Ahi Tuna Poke Bowl
The Deconstructed Tuna Roll
Prep work for this Ahi Tuna Poke Bowl recipe can be done ahead. When you’re ready to serve, simply let the ingredients come to room temperature (takes about 30 minutes). The final step is plating. This recipe was adapted from the one on SkinnyTaste.
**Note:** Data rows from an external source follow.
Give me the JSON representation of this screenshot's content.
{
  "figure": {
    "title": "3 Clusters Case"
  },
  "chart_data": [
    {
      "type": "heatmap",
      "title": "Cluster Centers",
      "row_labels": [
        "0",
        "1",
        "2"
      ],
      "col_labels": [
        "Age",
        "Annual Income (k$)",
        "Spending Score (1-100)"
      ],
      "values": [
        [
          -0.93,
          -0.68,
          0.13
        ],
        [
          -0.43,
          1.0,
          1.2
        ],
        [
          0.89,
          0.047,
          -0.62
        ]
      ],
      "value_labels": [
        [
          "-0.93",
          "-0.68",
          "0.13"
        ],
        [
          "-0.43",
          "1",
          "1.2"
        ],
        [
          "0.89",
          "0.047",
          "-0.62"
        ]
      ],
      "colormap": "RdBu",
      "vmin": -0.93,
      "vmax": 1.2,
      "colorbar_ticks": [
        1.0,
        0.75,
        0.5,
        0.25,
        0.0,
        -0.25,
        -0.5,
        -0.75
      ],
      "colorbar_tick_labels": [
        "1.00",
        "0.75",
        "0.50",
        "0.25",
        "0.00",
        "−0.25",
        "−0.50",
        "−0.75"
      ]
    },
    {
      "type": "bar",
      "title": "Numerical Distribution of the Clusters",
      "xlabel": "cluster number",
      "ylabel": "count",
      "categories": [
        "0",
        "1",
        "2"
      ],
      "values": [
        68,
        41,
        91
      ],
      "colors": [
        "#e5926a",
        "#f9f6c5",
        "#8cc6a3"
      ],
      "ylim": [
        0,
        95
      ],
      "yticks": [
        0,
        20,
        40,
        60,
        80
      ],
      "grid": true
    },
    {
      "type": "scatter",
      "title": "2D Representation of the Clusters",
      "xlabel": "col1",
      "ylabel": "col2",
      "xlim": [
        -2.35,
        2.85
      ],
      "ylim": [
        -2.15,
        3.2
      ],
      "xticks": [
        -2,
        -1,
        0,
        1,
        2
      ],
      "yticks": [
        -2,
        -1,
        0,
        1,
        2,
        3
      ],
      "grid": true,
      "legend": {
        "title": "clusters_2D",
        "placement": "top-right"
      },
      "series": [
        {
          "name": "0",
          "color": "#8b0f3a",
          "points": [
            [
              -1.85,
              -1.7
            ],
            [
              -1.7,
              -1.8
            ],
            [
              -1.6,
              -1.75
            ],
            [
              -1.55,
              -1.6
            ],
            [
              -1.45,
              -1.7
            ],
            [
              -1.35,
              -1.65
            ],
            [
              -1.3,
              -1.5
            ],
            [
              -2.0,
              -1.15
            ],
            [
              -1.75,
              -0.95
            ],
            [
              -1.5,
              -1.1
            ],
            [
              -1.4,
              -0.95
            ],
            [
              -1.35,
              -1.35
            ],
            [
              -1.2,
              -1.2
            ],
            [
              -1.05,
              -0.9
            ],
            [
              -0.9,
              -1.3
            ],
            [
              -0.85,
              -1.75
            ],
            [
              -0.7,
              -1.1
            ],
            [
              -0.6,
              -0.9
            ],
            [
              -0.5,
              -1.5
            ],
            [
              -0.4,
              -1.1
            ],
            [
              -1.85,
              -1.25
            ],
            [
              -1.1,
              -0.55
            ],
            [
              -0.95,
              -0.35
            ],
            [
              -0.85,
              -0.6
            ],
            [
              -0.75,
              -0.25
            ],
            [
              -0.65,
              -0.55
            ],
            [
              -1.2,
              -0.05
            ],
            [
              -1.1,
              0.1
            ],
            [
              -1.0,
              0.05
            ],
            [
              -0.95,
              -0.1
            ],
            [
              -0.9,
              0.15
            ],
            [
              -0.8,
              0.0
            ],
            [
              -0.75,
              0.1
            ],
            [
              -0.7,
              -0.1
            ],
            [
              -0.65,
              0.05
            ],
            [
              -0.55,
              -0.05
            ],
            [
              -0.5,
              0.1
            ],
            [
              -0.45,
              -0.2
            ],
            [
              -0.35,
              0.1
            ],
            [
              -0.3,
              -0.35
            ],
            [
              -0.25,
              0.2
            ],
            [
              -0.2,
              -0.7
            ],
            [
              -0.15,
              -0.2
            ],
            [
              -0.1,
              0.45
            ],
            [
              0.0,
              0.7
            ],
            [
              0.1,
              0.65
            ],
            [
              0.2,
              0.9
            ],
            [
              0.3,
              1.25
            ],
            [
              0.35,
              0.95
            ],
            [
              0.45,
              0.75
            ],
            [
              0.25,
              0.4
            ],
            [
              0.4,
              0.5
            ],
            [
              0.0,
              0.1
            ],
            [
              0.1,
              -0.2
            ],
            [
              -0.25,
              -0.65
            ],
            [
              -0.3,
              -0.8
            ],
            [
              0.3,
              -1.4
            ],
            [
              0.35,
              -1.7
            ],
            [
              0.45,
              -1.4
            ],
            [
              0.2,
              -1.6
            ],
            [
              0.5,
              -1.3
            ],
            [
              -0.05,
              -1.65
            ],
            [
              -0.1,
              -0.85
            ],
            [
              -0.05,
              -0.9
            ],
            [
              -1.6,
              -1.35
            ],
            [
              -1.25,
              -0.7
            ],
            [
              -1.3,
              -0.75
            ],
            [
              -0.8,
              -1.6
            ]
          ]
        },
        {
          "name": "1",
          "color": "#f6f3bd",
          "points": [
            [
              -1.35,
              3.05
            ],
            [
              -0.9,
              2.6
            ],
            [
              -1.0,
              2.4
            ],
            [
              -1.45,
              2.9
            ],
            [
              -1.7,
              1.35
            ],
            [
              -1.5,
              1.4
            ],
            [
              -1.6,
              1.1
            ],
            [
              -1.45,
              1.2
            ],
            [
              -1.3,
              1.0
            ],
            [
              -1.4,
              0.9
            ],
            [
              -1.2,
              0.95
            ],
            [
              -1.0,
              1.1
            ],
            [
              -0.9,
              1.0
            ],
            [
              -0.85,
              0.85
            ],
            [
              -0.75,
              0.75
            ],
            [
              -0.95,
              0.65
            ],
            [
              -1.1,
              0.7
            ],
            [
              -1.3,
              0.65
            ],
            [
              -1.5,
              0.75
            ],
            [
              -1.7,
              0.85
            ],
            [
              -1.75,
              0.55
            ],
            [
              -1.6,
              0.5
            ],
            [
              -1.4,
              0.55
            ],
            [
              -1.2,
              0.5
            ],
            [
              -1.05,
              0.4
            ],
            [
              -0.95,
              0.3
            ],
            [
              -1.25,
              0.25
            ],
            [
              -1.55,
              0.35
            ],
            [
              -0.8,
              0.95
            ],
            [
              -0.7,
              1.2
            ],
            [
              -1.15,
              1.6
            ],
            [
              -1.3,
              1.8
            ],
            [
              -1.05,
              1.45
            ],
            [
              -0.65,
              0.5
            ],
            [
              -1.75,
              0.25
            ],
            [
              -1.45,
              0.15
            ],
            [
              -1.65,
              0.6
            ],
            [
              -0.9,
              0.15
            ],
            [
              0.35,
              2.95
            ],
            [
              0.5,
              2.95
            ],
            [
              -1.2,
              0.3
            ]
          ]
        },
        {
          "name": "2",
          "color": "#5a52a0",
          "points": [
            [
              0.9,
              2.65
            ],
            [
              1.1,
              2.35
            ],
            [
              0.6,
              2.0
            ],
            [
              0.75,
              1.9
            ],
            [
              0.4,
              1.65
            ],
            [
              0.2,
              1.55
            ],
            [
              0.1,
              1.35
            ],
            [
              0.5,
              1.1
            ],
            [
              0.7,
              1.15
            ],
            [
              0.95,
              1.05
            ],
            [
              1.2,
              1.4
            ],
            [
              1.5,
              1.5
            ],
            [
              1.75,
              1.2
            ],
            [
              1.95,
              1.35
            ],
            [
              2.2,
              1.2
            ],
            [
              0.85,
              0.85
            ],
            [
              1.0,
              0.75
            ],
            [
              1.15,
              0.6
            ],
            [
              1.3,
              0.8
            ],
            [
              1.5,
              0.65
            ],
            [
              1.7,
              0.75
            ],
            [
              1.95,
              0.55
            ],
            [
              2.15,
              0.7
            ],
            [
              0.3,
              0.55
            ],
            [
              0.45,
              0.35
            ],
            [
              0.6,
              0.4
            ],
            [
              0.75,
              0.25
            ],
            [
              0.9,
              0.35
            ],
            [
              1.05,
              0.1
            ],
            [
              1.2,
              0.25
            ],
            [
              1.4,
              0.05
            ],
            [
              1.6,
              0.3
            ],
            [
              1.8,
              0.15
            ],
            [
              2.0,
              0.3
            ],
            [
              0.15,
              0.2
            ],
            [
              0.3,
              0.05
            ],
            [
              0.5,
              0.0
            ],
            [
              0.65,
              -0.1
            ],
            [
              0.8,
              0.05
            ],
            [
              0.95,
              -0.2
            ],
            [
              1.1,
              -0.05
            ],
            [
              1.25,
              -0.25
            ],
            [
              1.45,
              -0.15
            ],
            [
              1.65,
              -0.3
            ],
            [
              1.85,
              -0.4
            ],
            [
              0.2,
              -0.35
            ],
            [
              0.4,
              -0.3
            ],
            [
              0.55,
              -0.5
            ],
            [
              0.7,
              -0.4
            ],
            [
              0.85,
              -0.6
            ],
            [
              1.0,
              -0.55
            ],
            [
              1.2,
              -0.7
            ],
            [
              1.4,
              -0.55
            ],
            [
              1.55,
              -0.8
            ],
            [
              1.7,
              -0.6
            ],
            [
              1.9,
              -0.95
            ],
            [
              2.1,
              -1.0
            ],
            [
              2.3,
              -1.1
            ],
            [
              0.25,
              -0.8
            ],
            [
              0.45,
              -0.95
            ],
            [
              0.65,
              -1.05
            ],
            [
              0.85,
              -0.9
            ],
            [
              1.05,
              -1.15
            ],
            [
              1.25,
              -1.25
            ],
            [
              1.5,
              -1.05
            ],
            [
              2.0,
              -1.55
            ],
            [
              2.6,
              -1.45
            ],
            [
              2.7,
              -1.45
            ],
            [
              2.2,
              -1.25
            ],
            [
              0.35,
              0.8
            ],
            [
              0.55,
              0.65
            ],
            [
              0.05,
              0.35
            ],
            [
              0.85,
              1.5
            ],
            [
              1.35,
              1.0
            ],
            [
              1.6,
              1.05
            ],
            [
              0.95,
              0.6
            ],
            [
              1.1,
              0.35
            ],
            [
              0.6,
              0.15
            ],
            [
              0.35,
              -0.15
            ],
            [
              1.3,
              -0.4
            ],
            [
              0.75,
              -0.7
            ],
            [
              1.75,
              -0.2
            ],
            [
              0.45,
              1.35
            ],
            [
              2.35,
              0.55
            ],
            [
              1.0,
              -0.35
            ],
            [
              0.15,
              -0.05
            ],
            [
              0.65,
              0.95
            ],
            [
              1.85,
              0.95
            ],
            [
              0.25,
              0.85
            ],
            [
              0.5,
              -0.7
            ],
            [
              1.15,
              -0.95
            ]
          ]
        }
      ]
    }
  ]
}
1/2 lb sushi grade tuna, cut into three-quarter-inch pieces
2 Tbl thinly sliced white onion
1/4 cup chopped scallions, greens and whites
1 Tbl soy sauce
1/2 tsp sesame oil
1/4 tsp sriracha
1 ripe mango
1 Hass avocado
1/2 medium cucumber
1/2 Tbl rice wine vinegar
1 cup cooked brown rice, cooled to room temperature
2 Tbl chopped roasted Macadamia nuts
1 tsp toasted sesame seeds
Lime wedges, for serving
- Combine tuna with onion, scallions, soy sauce, sesame oil and sriracha.
- Gently toss to combine and set aside.
- Peel, seed and cube mango and avocado.
- Peel, halve, and thinly slice cucumber. Toss with 1/2 Tbl rice wine vinegar and a dash of salt.
- To prepare the bowls, place the rice at the bottom of the bowl and lean the other items in small, separate stacks.
- Top with Macadamia nuts and sesame seeds.
Serve with lime wedges.
This Ahi Tuna Poke Bowl recipes serves 2.
Approximately 506 calories per serving.